Assistant Professor University of Minnesota Masonic Children's Hospital edina, Minnesota, United States
Background: The use of biased language on the basis of gender or race in narrative assessment data is well documented in medical education. Bias in narrative assessments impedes the development and success of our trainees. Furthermore, narrative assessment data is an important factor in high stakes decisions for our learners, such as promotion or matriculation. Bias in these data has the potential to undermine the validity of these decisions. By developing an intervention aimed to decrease the presence of bias in narrative assessment data, we hope to encourage the development, advancement, and professional identity formation of a diverse workforce.
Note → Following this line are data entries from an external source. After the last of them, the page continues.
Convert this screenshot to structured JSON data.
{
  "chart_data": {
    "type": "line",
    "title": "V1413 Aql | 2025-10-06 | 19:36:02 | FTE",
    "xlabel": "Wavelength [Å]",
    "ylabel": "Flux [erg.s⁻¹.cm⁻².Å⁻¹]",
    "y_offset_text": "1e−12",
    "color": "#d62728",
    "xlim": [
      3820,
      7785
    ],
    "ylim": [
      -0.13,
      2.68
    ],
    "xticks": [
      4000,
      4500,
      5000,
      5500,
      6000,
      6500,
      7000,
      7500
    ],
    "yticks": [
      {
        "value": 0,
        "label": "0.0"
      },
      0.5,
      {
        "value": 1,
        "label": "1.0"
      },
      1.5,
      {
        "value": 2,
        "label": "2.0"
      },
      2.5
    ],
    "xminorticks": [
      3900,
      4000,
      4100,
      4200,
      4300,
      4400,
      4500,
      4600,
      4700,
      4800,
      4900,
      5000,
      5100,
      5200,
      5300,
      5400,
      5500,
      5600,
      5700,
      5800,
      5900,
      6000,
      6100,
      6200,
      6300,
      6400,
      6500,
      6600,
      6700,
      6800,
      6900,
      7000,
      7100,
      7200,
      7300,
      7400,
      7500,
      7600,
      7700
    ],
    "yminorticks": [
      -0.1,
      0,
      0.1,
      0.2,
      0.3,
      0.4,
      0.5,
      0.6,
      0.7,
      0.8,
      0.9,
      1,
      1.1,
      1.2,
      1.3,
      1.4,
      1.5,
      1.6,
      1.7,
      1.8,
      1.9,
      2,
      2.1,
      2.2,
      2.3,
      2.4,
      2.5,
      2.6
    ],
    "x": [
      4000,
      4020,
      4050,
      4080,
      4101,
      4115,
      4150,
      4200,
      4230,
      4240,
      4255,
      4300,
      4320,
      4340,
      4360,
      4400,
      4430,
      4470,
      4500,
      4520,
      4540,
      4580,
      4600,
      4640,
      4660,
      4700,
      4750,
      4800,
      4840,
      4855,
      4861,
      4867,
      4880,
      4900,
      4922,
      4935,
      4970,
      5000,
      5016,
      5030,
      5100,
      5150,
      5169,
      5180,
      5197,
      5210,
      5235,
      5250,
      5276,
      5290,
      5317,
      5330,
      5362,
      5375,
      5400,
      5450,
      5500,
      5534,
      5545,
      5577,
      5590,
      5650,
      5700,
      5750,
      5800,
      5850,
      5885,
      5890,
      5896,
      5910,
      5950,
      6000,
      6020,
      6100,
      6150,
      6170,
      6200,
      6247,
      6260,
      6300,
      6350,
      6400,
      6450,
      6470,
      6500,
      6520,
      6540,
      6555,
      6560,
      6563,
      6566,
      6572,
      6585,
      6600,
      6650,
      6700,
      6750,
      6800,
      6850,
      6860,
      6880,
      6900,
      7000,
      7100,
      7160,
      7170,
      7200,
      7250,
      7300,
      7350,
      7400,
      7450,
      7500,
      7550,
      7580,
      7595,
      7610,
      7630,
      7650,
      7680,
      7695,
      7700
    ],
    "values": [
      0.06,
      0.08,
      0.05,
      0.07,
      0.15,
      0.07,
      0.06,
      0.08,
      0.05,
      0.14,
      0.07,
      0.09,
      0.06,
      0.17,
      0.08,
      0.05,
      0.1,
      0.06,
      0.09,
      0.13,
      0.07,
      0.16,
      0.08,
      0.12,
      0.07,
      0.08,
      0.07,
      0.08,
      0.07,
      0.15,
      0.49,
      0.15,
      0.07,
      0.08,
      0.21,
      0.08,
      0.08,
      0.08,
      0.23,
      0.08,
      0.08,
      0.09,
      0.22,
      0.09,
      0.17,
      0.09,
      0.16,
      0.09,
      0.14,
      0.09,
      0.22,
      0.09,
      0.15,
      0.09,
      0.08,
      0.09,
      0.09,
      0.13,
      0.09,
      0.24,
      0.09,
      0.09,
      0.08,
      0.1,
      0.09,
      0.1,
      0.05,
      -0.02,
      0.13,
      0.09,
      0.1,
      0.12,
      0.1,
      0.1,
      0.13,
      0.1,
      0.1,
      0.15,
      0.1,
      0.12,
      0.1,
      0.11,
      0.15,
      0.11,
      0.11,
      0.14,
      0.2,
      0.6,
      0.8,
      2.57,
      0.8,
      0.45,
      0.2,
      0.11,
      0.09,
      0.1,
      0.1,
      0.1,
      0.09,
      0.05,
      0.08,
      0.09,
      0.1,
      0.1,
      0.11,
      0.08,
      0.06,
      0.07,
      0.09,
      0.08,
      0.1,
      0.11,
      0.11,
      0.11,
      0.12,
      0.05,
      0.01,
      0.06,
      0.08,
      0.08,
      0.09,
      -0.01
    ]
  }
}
One possible intervention to mitigate implicit bias in assessment data is targeted, individualized feedback to faculty and residents on medical student assessment practices. Objective: We seek to better characterize the feasibility, acceptability and perceived impact of providing personalized feedback to resident and faculty assessors on language trends in their assessments suggesting implicit bias. Design/Methods: A mock feedback letter was drafted based on narrative trends reflecting implicit bias in the literature, then presented to 23 resident and faculty interviewees over zoom. A research assistant utilized a think-aloud approach and a semi-structured interview guide for each interview. Interviewees received a gift card for participation. Four authors completed a qualitative analysis of the data using a constructivist approach to data analysis and completed open, inductive, thematic coding of the interviews. Throughout analysis they completed a total of four norming sessions and composed 3 interim memos. Results: We grouped themes in 3 categories: 1) reactions to the mock data, 2) hypothesized impact, and 3) takeaways about data presentation. Participant identity strongly influenced reactions. Participants were generally accepting of the data but almost universally displayed an assumption that the reported trends were about someone else, not them. There was a wide range of hypothesized impacts- including no impact, deeper reflection, developing group-based strategies to mitigate bias and a search for “unbiased” substitution words. The importance of presenting this feedback in the context of additional resources, psychological support and coaching was emphasized as were some practical takeaways about the formatting of the feedback letter.
Conclusion(s): Difficult feedback should be provided in the context of a support structure with the local context in mind. Personalized feedback has the potential to impact implicit bias in assessment.